Could be the title of the piece.
I agree: throughout my own career as a programmer (I prefer the more blue-collar sounding term—it better fits my skill set) I have also seen large changes in the industry that certainly made waves, did not capsize the profession.
At the same time, the profession I retired from was by no means the profession I entered into in the '90s. I confess I liked the older profession better.
Its not dead at all and it wont die either.
Why? chagpt, or figma or v0 can spin up a few pages of brochure site, even some blog posting level web apps, basic cruds you know. But I don't think it will replace full software engineering.
I work with a large codebase, thats almost 30 years old, multiple framework ( backbone, react, angular) and then java, python for backends. All from different phases and everything is stitched together to make it work, and have a well profit making business going on. There is no model or chatxyz that can dig throug all these connected apps and services and replace our engineering team. It helps us here and there- yeah a lot.
Yet one thing does seem different for anyone who just missed the dotcom crash, is that the roles available have fallen off a cliff while the numbers looking for roles seem to be up, at least in the UK. The UAE is even worse. I've spent 20 years hiding from recruiters and now they're all leaving me on read. Karma, maybe.
But then BASIC came along and really finished the job. Now _anybody_ could program, without needing all that specialized training. It was just a skill, not a job!
Jason has nailed it. If he were older, his list of vignettes might be longer, but the point would remain the same.
"The dream of the widespread, ubiquitous internet came true, and there were very few fatalities. Some businesses died, but it was more glacial than volcanic in time scale. When ubiquitous online services became commonplace it just felt mundane. It didn’t feel forced. It was the opposite of the dot com boom just five years later: the internet is here and we’re here to build a solid business within it in contrast with we should put this solid business on the internet somehow, because it’s coming."
Yes. And it continues on.
I'm still happy i automated stuff, that was the interesting part of the job,
Software Engineering isn’t a profession. Software Development is. Software development as a profession may wane and morph, due to advancements in technology and other creations.
I don’t know any engineer who has ever said “engineering is a dead end”. Because that’s an obviously nonsensical statement. So, engineering stands on its own for time immemorial.
And no - I’m not nitpicking over terminology.
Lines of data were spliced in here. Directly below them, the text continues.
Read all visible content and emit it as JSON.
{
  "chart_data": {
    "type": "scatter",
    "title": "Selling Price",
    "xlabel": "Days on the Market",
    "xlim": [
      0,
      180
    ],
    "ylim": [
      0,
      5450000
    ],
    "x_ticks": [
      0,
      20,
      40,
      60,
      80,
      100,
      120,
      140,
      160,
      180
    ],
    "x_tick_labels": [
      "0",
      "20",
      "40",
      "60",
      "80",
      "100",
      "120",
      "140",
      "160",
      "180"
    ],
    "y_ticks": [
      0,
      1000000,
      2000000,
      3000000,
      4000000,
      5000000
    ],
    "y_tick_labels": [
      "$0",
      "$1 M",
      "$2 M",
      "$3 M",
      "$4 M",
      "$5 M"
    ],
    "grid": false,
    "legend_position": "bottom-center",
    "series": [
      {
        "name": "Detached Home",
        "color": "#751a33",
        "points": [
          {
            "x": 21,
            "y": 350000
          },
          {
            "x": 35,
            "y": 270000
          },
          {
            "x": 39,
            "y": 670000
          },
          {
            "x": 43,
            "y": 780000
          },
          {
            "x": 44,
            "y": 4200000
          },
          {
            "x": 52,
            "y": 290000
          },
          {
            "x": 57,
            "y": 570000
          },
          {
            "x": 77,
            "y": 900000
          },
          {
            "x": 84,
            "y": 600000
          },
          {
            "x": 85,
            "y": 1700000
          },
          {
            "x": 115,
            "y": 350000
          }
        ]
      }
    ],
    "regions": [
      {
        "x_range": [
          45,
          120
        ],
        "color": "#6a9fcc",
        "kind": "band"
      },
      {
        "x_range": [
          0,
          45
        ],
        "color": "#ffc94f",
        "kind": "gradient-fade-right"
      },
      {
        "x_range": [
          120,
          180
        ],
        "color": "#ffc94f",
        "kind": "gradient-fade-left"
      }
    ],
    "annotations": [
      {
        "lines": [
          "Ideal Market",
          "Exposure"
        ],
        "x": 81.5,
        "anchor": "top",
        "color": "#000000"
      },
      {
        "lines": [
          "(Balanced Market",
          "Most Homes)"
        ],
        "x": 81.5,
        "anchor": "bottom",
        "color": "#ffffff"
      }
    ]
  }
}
Learn engineering.
This kind of happened, and it was a good thing.
I believe the appropriate term is “happy path”, not “garden path”.
This can't be solved without fully trusting the LLM period.
Just don't autopilot on important code you want to own. That's good start.
All the stories listed seem interesting, but none of them seem all that relevant.
I feel like most people understand that this is a seismic shift in abstraction layer, but intelligent people will still be in demand to manage the machines at whatever level is currently highest. The motor car didn’t kill taxi drivers, unless those who drove a carriage refused to learn how to drive a motor car.
Perhaps I’m not expressing my point very well… but this feels like both an argument against something almost no one is saying seriously, and it uses examples that also aren’t that applicable to the current situation other than having the commonality that people have said before that software engineers will die out. Make me wonder… How many times did people think an invention would kill off a job incorrectly, until one day it actually did?
Intelligent and well educated people will always be in demand somewhere. Until we’re in some post money utopia, we’ll just have to roll with the punches. In the meantime, HN readers like ourselves will simultaneously upvote any article that says humans are super necessary down at lower levels of abstraction and are way better at coding than LLMs, whilst quietly also coding less and less by hand and crawling up that abstraction layer themselves. That’s just human nature.
FTFY
> The dream of “multimedia” became commonplace and everyone just accepted it as normal. I’m not aware of any industries that collapsed dramatically due to multimedia.
But "multimedia" was never purported to be something that would lead to collapse of any segment of the industry, much less industries. If anything, the multimedia hype was purported to increase IT work which it did for some years.
> In 2000 a coworker took me aside and showed me his brand-new copy of IntelliJ IDE. “It’s over for us,” he said, “this thing makes it so programmers aren’t strictly necessary, like one person can operate this tool and they can lay the rest of us off.”
I've a hard time believing this. Literally nobody I've met was ever mistaken that IntelliJ would mean the doom of software engineering work. It's a great IDE and all IDE including IntelliJ required engineers to write code with them. Nobody was foolish enough to really think one engineer or one manager or one salesperson can "operate" IntelliJ and generate all the code to meet business requirements.
> And then he showed me the killer feature “that’s going to get us all out of a job:” the refactoring tools.
I'll bet there was no such "coworker". No sane person would think "refactoring" could mean "magically understand business requirements and write code"? All of this sounds like strawman setup so that the author could go on to making their next point like the bit where he challenged his "coworker" and asked if refactoring tools can write new code.
Don't get me wrong. The rest of the post is on money though. I just think the post would do better without these fake stories to set up strawmans only to take them down. Feels a bit forced!